August 22, 2006

Life Stuff Happens in the Kitchen

Our kitchen is at the centre of our home. I mean it.

It’s midway from the front to the back of the house – first living room, then kitchen, then bedroom. Kitchen: biggish. Big enough for a table and in a pinch I’ve sat 12 for dinner. Imagine a subway car at rush hour full of friends - eating.

I was reading a recent column by David Leite on The Morning News, (a favourite daily indulgence), and he made a great point: kitchens say something about you and your wellbeing, whether itty and bitty or humungous and gargantuan.
I've noticed MagazineArticleBigBeautifulKitchens have more to say about being well-to-do than wellbeing. Have you noticed the larger the kitchen the fewer meals coming out of it? The photospreads of perfect, pristine kitchens so big the other end is in doubt, the ones you could never imagine grocery bags in. No soul.

Leite was writing about inviting Justin Spring to his kitchen. That's because Spring's New York kitchen is 45 sq. feet - which makes him the ideal author of The Itty Bitty Kitchen Book and a master at roasting in a toaster oven. Much of the book is about cleanliness, storage, and tidiness. But he also stuffs in an entire section on claustrophobia and how to handle panic attacks (all this in a room that contains knives, glass, and flaming hot appliances). I get the feeling he’s neither kidding nor inexperienced. The ittybittyness is a badge of honor.

Anyway, while nervously waiting for Mr. Spring to critique his weeny kitchen, Leite went deeper into his own cupboards. He was writing about the kitchen as the place "where the gestalt of a family is dissected and laid bare."

You know. Life Stuff.
I’ve been in my little place for just over 4 years. I love it. It has character, charm, length, windows.

It also has no insulation which makes winter not so charming, a bathroom in the basement, and in the kitchen a huge bay window inexplicably overlooking a brick wall less than four feet away.

But it has such a good soul. You know what I mean? You must know people who can ping that kind of radar; who feel a place instantly. I’m the daughter of one. My mother loves my apartment and my kitchen. Her karma is never, ever off. And my weird irrational side trusts her instinct.

For example, she called me one Friday afternoon a few months back to ask how my bestest, oldest friend in the world is doing. I had just talked to b.o.f. a few days before - everything was peachy. But Mum’s karma had pinged that morning she said. “Something is wrong and I thought it was J.,” she said.

Of course, I called J. aka b.o.f., “No, everything’s fine,” she reported.

Monday night I was out at the drug store buying painkillers for my husband because his fate had collided with that of a black squirrel, under his bike tire. Steve was on his way to his first day on a gig at a nearby studio, the squirrel presumably on his way to the tree on the other side. They met somewhere in the middle.

The squirrel got off better than Steve. The xrays showed a clean line break in his right elbow - 6 weeks of work gone before he’d even started.

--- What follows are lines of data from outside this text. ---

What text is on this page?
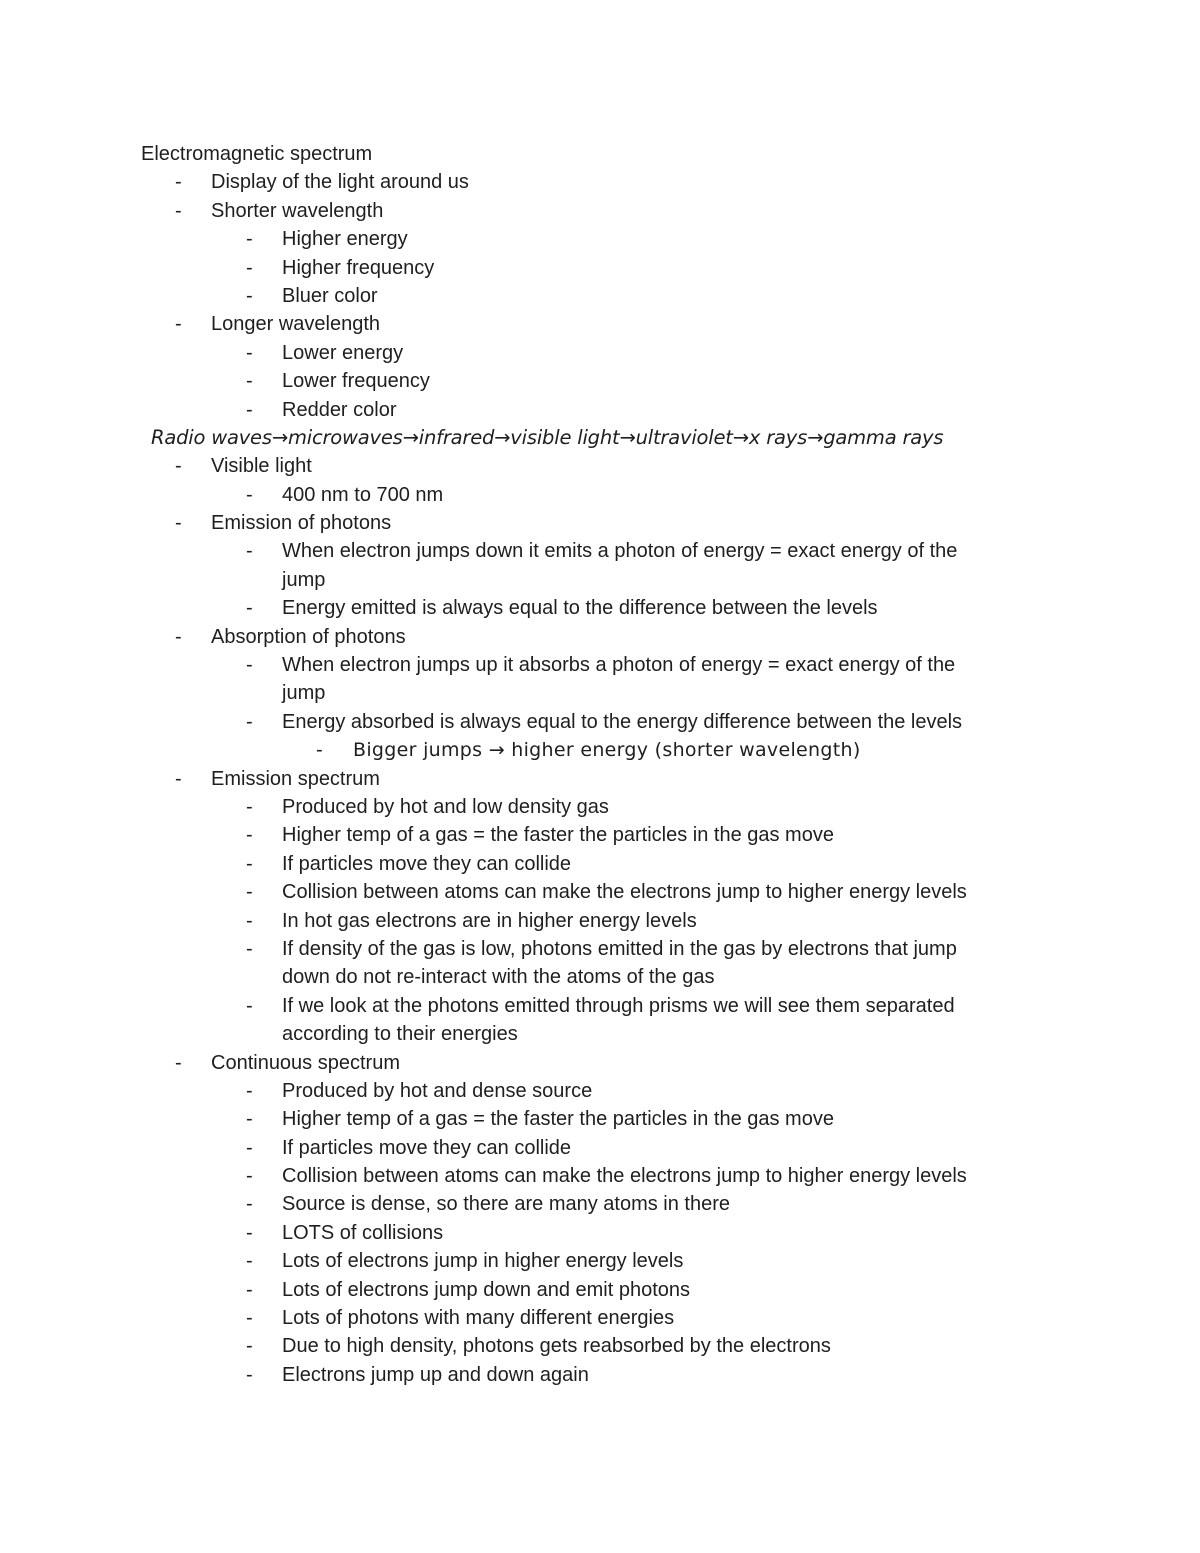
Electromagnetic spectrum
- Display of the light around us
- Shorter wavelength
- Higher energy
- Higher frequency
- Bluer color
- Longer wavelength
- Lower energy
- Lower frequency
- Redder color
Radio waves→microwaves→infrared→visible light→ultraviolet→x rays→gamma rays
- Visible light
- 400 nm to 700 nm
- Emission of photons
- When electron jumps down it emits a photon of energy = exact energy of the
jump
- Energy emitted is always equal to the difference between the levels
- Absorption of photons
- When electron jumps up it absorbs a photon of energy = exact energy of the
jump
- Energy absorbed is always equal to the energy difference between the levels
- Bigger jumps → higher energy (shorter wavelength)
- Emission spectrum
- Produced by hot and low density gas
- Higher temp of a gas = the faster the particles in the gas move
- If particles move they can collide
- Collision between atoms can make the electrons jump to higher energy levels
- In hot gas electrons are in higher energy levels
- If density of the gas is low, photons emitted in the gas by electrons that jump
down do not re-interact with the atoms of the gas
- If we look at the photons emitted through prisms we will see them separated
according to their energies
- Continuous spectrum
- Produced by hot and dense source
- Higher temp of a gas = the faster the particles in the gas move
- If particles move they can collide
- Collision between atoms can make the electrons jump to higher energy levels
- Source is dense, so there are many atoms in there
- LOTS of collisions
- Lots of electrons jump in higher energy levels
- Lots of electrons jump down and emit photons
- Lots of photons with many different energies
- Due to high density, photons gets reabsorbed by the electrons
- Electrons jump up and down again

While I was out on my mission of mercy, the phone rang. It was J.
Her father died over the weekend. She had found him that morning. I called her back, I sat at the kitchen table and we talked for a bit. We’ve both had complicated, challenging relationships with the men who sired us. And now he was in the past tense for J.

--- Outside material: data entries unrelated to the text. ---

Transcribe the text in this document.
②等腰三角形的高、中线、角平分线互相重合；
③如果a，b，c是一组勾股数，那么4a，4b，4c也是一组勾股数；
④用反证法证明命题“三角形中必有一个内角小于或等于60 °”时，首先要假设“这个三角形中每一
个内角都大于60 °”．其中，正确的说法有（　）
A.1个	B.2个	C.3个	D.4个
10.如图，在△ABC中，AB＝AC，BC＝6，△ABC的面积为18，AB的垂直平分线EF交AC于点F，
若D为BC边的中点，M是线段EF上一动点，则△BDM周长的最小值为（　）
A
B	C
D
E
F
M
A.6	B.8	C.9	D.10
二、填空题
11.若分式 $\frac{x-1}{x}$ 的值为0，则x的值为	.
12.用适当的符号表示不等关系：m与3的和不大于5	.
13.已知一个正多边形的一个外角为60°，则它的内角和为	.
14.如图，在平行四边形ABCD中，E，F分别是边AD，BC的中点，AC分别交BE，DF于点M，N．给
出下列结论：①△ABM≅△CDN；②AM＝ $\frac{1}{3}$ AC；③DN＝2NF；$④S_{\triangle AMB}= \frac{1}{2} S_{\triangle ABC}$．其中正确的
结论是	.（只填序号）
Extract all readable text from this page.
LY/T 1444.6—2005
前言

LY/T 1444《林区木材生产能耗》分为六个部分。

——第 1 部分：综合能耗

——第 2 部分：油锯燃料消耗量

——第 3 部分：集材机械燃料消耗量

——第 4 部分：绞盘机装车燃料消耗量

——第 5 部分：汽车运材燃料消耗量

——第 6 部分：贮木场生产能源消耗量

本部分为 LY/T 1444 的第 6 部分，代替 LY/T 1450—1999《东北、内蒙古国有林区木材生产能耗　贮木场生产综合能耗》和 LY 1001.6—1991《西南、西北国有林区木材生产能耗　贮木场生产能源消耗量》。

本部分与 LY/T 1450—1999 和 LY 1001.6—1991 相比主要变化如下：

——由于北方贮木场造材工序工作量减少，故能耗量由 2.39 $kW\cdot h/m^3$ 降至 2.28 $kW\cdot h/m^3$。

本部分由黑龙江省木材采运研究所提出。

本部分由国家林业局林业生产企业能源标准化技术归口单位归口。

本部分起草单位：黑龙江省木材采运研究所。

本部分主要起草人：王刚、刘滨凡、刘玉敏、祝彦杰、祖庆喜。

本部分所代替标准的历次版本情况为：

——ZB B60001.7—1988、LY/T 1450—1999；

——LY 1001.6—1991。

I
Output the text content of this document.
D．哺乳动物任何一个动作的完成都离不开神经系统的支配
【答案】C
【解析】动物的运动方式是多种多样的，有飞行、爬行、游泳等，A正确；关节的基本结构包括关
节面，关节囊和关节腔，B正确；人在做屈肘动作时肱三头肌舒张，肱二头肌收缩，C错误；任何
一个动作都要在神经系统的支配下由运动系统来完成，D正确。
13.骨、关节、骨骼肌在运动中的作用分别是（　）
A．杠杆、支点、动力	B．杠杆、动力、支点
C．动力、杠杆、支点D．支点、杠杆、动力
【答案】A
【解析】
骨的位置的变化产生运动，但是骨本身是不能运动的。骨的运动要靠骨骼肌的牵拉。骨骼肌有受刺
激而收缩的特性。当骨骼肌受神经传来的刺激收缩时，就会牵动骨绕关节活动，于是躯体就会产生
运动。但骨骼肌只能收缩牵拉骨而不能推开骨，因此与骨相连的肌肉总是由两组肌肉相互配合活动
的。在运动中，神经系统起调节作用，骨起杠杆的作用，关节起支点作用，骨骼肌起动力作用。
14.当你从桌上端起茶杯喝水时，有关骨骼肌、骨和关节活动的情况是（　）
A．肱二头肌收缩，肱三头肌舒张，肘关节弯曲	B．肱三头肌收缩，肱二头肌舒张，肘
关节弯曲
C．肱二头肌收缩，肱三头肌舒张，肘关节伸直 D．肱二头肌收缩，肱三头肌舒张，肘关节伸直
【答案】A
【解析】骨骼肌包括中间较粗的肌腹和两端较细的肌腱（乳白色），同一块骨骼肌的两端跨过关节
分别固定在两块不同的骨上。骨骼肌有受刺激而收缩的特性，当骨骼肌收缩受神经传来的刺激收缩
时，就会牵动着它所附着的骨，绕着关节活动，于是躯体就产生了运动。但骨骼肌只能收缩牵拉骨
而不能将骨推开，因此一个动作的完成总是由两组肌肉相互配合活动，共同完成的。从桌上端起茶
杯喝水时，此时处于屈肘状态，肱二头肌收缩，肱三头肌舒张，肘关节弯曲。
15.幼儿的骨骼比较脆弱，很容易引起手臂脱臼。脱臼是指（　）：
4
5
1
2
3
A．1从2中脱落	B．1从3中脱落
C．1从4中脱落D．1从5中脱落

So that’s my mother. The one with the third eye, great intuition.

So you can understand my relief that my mother loves our apartment – despite the bathroom being a long, steep set of stairs down into the basement.

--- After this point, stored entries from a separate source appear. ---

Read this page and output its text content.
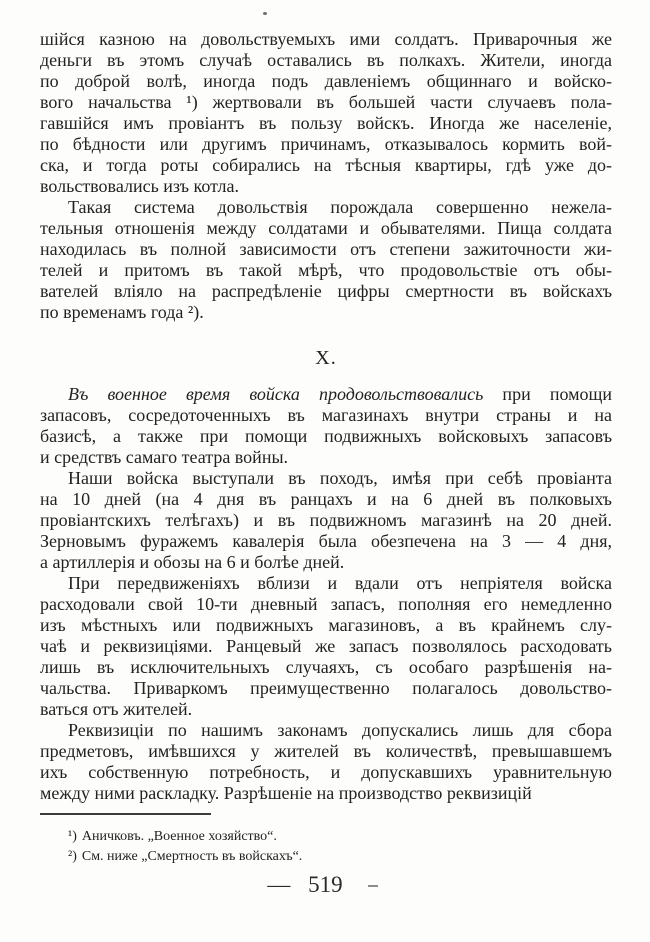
шійся казною на довольствуемыхъ ими солдатъ. Приварочныя же
деньги въ этомъ случаѣ оставались въ полкахъ. Жители, иногда
по доброй волѣ, иногда подъ давленіемъ общиннаго и войско-
вого начальства ¹) жертвовали въ большей части случаевъ пола-
гавшійся имъ провіантъ въ пользу войскъ. Иногда же населеніе,
по бѣдности или другимъ причинамъ, отказывалось кормить вой-
ска, и тогда роты собирались на тѣсныя квартиры, гдѣ уже до-
вольствовались изъ котла.
Такая система довольствія порождала совершенно нежела-
тельныя отношенія между солдатами и обывателями. Пища солдата
находилась въ полной зависимости отъ степени зажиточности жи-
телей и притомъ въ такой мѣрѣ, что продовольствіе отъ обы-
вателей вліяло на распредѣленіе цифры смертности въ войскахъ
по временамъ года ²).
X.
Въ военное время войска продовольствовались при помощи
запасовъ, сосредоточенныхъ въ магазинахъ внутри страны и на
базисѣ, а также при помощи подвижныхъ войсковыхъ запасовъ
и средствъ самаго театра войны.
Наши войска выступали въ походъ, имѣя при себѣ провіанта
на 10 дней (на 4 дня въ ранцахъ и на 6 дней въ полковыхъ
провіантскихъ телѣгахъ) и въ подвижномъ магазинѣ на 20 дней.
Зерновымъ фуражемъ кавалерія была обезпечена на 3 — 4 дня,
а артиллерія и обозы на 6 и болѣе дней.
При передвиженіяхъ вблизи и вдали отъ непріятеля войска
расходовали свой 10-ти дневный запасъ, пополняя его немедленно
изъ мѣстныхъ или подвижныхъ магазиновъ, а въ крайнемъ слу-
чаѣ и реквизиціями. Ранцевый же запасъ позволялось расходовать
лишь въ исключительныхъ случаяхъ, съ особаго разрѣшенія на-
чальства. Приваркомъ преимущественно полагалось довольство-
ваться отъ жителей.
Реквизиціи по нашимъ законамъ допускались лишь для сбора
предметовъ, имѣвшихся у жителей въ количествѣ, превышавшемъ
ихъ собственную потребность, и допускавшихъ уравнительную
между ними раскладку. Разрѣшеніе на производство реквизицій
¹) Аничковъ. „Военное хозяйство“.
²) См. ниже „Смертность въ войскахъ“.
— 519
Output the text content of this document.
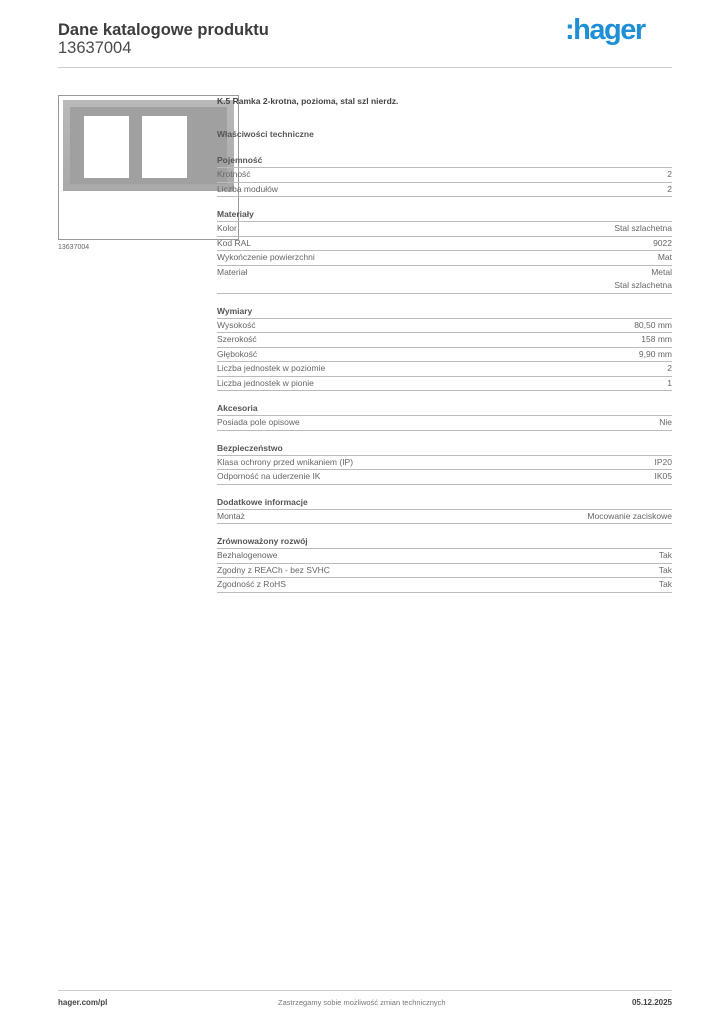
Dane katalogowe produktu
13637004
:hager
13637004
K.5 Ramka 2-krotna, pozioma, stal szl nierdz.
Właściwości techniczne
Pojemność
Krotność	2
Liczba modułów	2
Materiały
Kolor	Stal szlachetna
Kod RAL	9022
Wykończenie powierzchni	Mat
Materiał	Metal
Stal szlachetna
Wymiary
Wysokość	80,50 mm
Szerokość	158 mm
Głębokość	9,90 mm
Liczba jednostek w poziomie	2
Liczba jednostek w pionie	1
Akcesoria
Posiada pole opisowe	Nie
Bezpieczeństwo
Klasa ochrony przed wnikaniem (IP)	IP20
Odporność na uderzenie IK	IK05
Dodatkowe informacje
Montaż	Mocowanie zaciskowe
Zrównoważony rozwój
Bezhalogenowe	Tak
Zgodny z REACh - bez SVHC	Tak
Zgodność z RoHS	Tak
hager.com/pl	Zastrzegamy sobie możliwość zmian technicznych	05.12.2025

Our home has goodness in it. My friends are my family. And I like feeding them – so the kitchen is the heart of our home.

Leite wrote the kitchen is a place, “where relational dramas unfold...ground zero for life's vortex." And my mind flew back over the last tumultuous years that flowed through that room. Big dinners, big food. I had seduced there, been seduced there, and cried 'til I slept, and laughed ‘til I cried there.

It was the place where I had my first picture taken with both my parents - at my kitchen table - I was 40. That table is a loan from b.o.f. and her husband. Photos of my friends and family grace one wall, my trip of a lifetime around Asia on my own graces another. I’m surrounded by pictures of love and adventure – the spices of life.

One night, over bread, brie and red wine, the One Who Got Away ripped out my heart and soul – and later that night, and deeper into a bottle of scotch than I have ever been before or since, I was consoled by friends who came and held me while I keened and wailed and raged.

And then two cautious, fragile years later I fell in love harder than I knew possible over a dinner the Genuine Article (the Steve) served to me in my kitchen.

It was a dinner of curried shrimp, homemade na'an bread, and raita to honor my love of India and Indian food - which he hates and from which his own kitchen took weeks to recover.

My kitchen, became our kitchen, the centre of our home, the place with goodness in it. Welcome to my blog on food, love and life, on life, love and food.

Picture: Me and J circa 1968 - notice the très cool candy cigarettes they sold to children then?